I could continue raving about them but I’m sure you get the point?!

Then one day I discovered rocket/roquette/arugula/whatever and my world was turned upside down (this also coincided with the Green Smoothie Discovery – but that’s another for another day). I loved the stuff! I like the peppery taste and it must be because the leaves are a bit finer so it doesn’t give me that horrible soggy texture thing going on in my mouth.. Anyway I used to eat bags of the stuff..take a look at my mega sized salad bowl that I would eat out of at work (I was the running joke come lunch time.)

68914_10152614623059805_3393057730043357428_n

Fast forward to 2014 and I have ventured out into bigger and bigger things (sorry rocket). Kale! I really dislike following trends..especially nutrition trends..and I know kale is one of those super foods at the moment, but I honestly think it is fantastic. Again, it’s the textural thing. You can cook it and it doesn’t break down or go soggy. I usually just stir fry it for a few minutes until it turns bright green and then throw it into a salad, or you can bake the leaves and make kale chips, or you can shred it finely and put it into a soup, the possibilities are endless! Can you tell I’m in love?
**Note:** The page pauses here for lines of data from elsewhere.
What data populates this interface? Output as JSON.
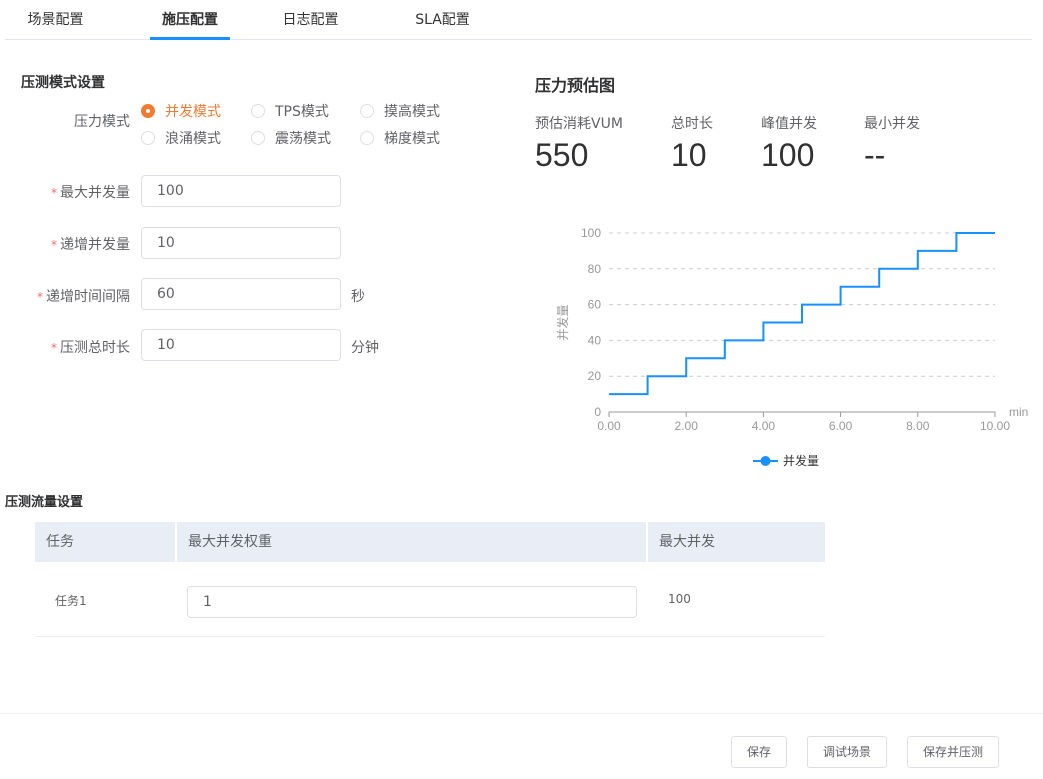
{
  "tabs": [
    {
      "label": "场景配置"
    },
    {
      "label": "施压配置"
    },
    {
      "label": "日志配置"
    },
    {
      "label": "SLA配置"
    }
  ],
  "active_tab": "施压配置",
  "pressure_mode_section": {
    "title": "压测模式设置",
    "mode_label": "压力模式",
    "modes": [
      {
        "label": "并发模式",
        "checked": true
      },
      {
        "label": "TPS模式",
        "checked": false
      },
      {
        "label": "摸高模式",
        "checked": false
      },
      {
        "label": "浪涌模式",
        "checked": false
      },
      {
        "label": "震荡模式",
        "checked": false
      },
      {
        "label": "梯度模式",
        "checked": false
      }
    ],
    "fields": [
      {
        "label": "最大并发量",
        "value": "100",
        "unit": "",
        "required": true
      },
      {
        "label": "递增并发量",
        "value": "10",
        "unit": "",
        "required": true
      },
      {
        "label": "递增时间间隔",
        "value": "60",
        "unit": "秒",
        "required": true
      },
      {
        "label": "压测总时长",
        "value": "10",
        "unit": "分钟",
        "required": true
      }
    ],
    "required_mark": "*"
  },
  "estimate": {
    "title": "压力预估图",
    "stats": [
      {
        "label": "预估消耗VUM",
        "value": "550"
      },
      {
        "label": "总时长",
        "value": "10"
      },
      {
        "label": "峰值并发",
        "value": "100"
      },
      {
        "label": "最小并发",
        "value": "--"
      }
    ]
  },
  "chart_data": {
    "type": "line",
    "step": true,
    "ylabel": "并发量",
    "xlabel": "min",
    "xlim": [
      0,
      10
    ],
    "ylim": [
      0,
      100
    ],
    "x_ticks": [
      "0.00",
      "2.00",
      "4.00",
      "6.00",
      "8.00",
      "10.00"
    ],
    "y_ticks": [
      "0",
      "20",
      "40",
      "60",
      "80",
      "100"
    ],
    "grid": true,
    "legend": "bottom",
    "color": "#1890ff",
    "series": [
      {
        "name": "并发量",
        "x": [
          0,
          1,
          2,
          3,
          4,
          5,
          6,
          7,
          8,
          9,
          10
        ],
        "y": [
          10,
          20,
          30,
          40,
          50,
          60,
          70,
          80,
          90,
          100,
          100
        ]
      }
    ]
  },
  "traffic_section": {
    "title": "压测流量设置",
    "columns": [
      "任务",
      "最大并发权重",
      "最大并发"
    ],
    "rows": [
      {
        "task": "任务1",
        "weight": "1",
        "max": "100"
      }
    ]
  },
  "footer": {
    "save": "保存",
    "debug": "调试场景",
    "save_and_run": "保存并压测"
  },
  "colors": {
    "accent_orange": "#f07c33",
    "primary_blue": "#1890ff"
  }
}
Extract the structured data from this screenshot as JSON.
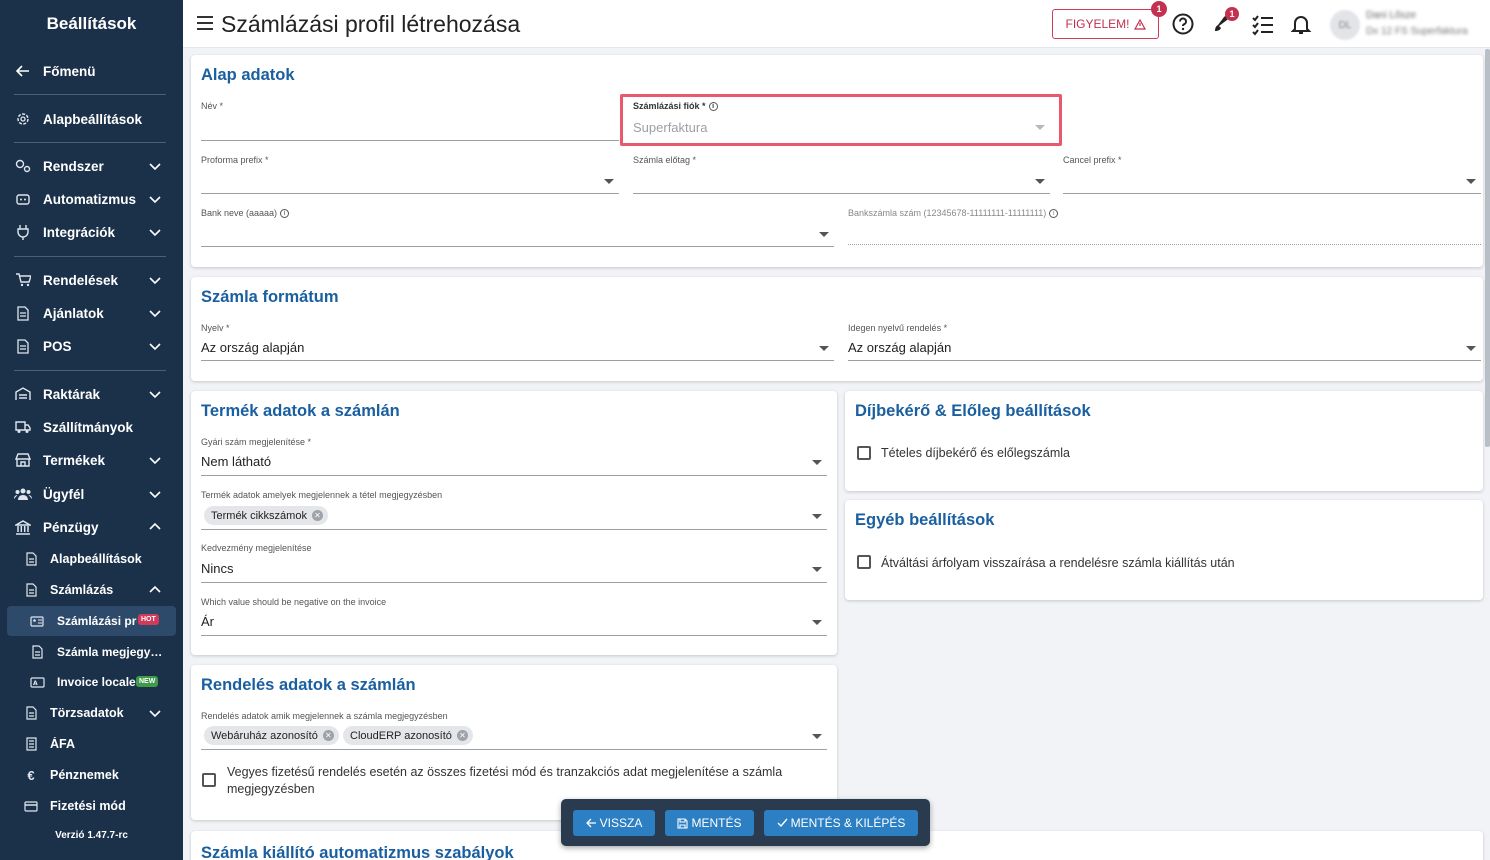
{
  "sidebar": {
    "title": "Beállítások",
    "items": {
      "home": "Főmenü",
      "basic": "Alapbeállítások",
      "system": "Rendszer",
      "automation": "Automatizmus",
      "integrations": "Integrációk",
      "orders": "Rendelések",
      "offers": "Ajánlatok",
      "pos": "POS",
      "warehouses": "Raktárak",
      "shipping": "Szállítmányok",
      "products": "Termékek",
      "customer": "Ügyfél",
      "finance": "Pénzügy",
      "finance_basic": "Alapbeállítások",
      "invoicing": "Számlázás",
      "invoice_profiles": "Számlázási profilok",
      "invoice_notes": "Számla megjegyzések",
      "invoice_locales": "Invoice locales",
      "master_data": "Törzsadatok",
      "vat": "ÁFA",
      "currencies": "Pénznemek",
      "payment_method": "Fizetési mód"
    },
    "badges": {
      "hot": "HOT",
      "new": "NEW"
    },
    "version": "Verzió 1.47.7-rc"
  },
  "header": {
    "title": "Számlázási profil létrehozása",
    "warning_label": "FIGYELEM!",
    "warning_count": "1",
    "rocket_count": "1",
    "avatar_initials": "DL",
    "user_name": "Dani Lősze",
    "user_sub": "Dx 12 FS Superfaktura"
  },
  "basic_data": {
    "title": "Alap adatok",
    "name_label": "Név *",
    "account_label": "Számlázási fiók *",
    "account_value": "Superfaktura",
    "proforma_label": "Proforma prefix *",
    "invoice_prefix_label": "Számla előtag *",
    "cancel_prefix_label": "Cancel prefix *",
    "bank_name_label": "Bank neve (aaaaa)",
    "bank_account_label": "Bankszámla szám (12345678-11111111-11111111)"
  },
  "invoice_format": {
    "title": "Számla formátum",
    "language_label": "Nyelv *",
    "language_value": "Az ország alapján",
    "foreign_label": "Idegen nyelvű rendelés *",
    "foreign_value": "Az ország alapján"
  },
  "product_data": {
    "title": "Termék adatok a számlán",
    "serial_label": "Gyári szám megjelenítése *",
    "serial_value": "Nem látható",
    "product_data_label": "Termék adatok amelyek megjelennek a tétel megjegyzésben",
    "chip_sku": "Termék cikkszámok",
    "discount_label": "Kedvezmény megjelenítése",
    "discount_value": "Nincs",
    "negative_label": "Which value should be negative on the invoice",
    "negative_value": "Ár"
  },
  "fee_settings": {
    "title": "Díjbekérő & Előleg beállítások",
    "itemized_label": "Tételes díjbekérő és előlegszámla"
  },
  "other_settings": {
    "title": "Egyéb beállítások",
    "rate_label": "Átváltási árfolyam visszaírása a rendelésre számla kiállítás után"
  },
  "order_data": {
    "title": "Rendelés adatok a számlán",
    "order_data_label": "Rendelés adatok amik megjelennek a számla megjegyzésben",
    "chip_webshop": "Webáruház azonosító",
    "chip_clouderp": "CloudERP azonosító",
    "mixed_label_1": "Vegyes fizetésű rendelés esetén az összes fizetési mód és tranzakciós adat megjelenítése a számla",
    "mixed_label_2": "megjegyzésben"
  },
  "automation_rules": {
    "title": "Számla kiállító automatizmus szabályok"
  },
  "actions": {
    "back": "VISSZA",
    "save": "MENTÉS",
    "save_exit": "MENTÉS & KILÉPÉS"
  },
  "colors": {
    "sidebar": "#1a3149",
    "accent": "#1a5fa0",
    "button": "#2b7fc2",
    "warning": "#c22f4e"
  }
}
Here is a really simple, tasty recipe that I’ve found on Taste.

IMG_0720

Roast Pumpkin & Kale Salad

500g pumpkin, diced

1 TBS olive oil

1 TBS minced ginger

1/2 tsp sea salt

1tsp cumin

1 bunch kale, shredded, stalks removed

1 cup cooked quinoa

1/4 cup toasted pumpkin seeds

Toss the pumpkin in the oil, salt, ginger and cumin, place in a roasting pan and cook for 30 minutes on 180C or until golden and tender.

Use cooking oil spray to oil a deep frying pan to lightly cook the kale until leaves turn bright green.

Don’t skip toasting the pumpkin seeds, it makes the flavour a million times better! Place them in a dry frying pan and toast until lightly golden, watch they don’t burn.

Toss the roasted pumpkin, kale, quinoa and pumpkin seeds in a big salad bowl.

Drizzle with olive oil and add S & P to taste.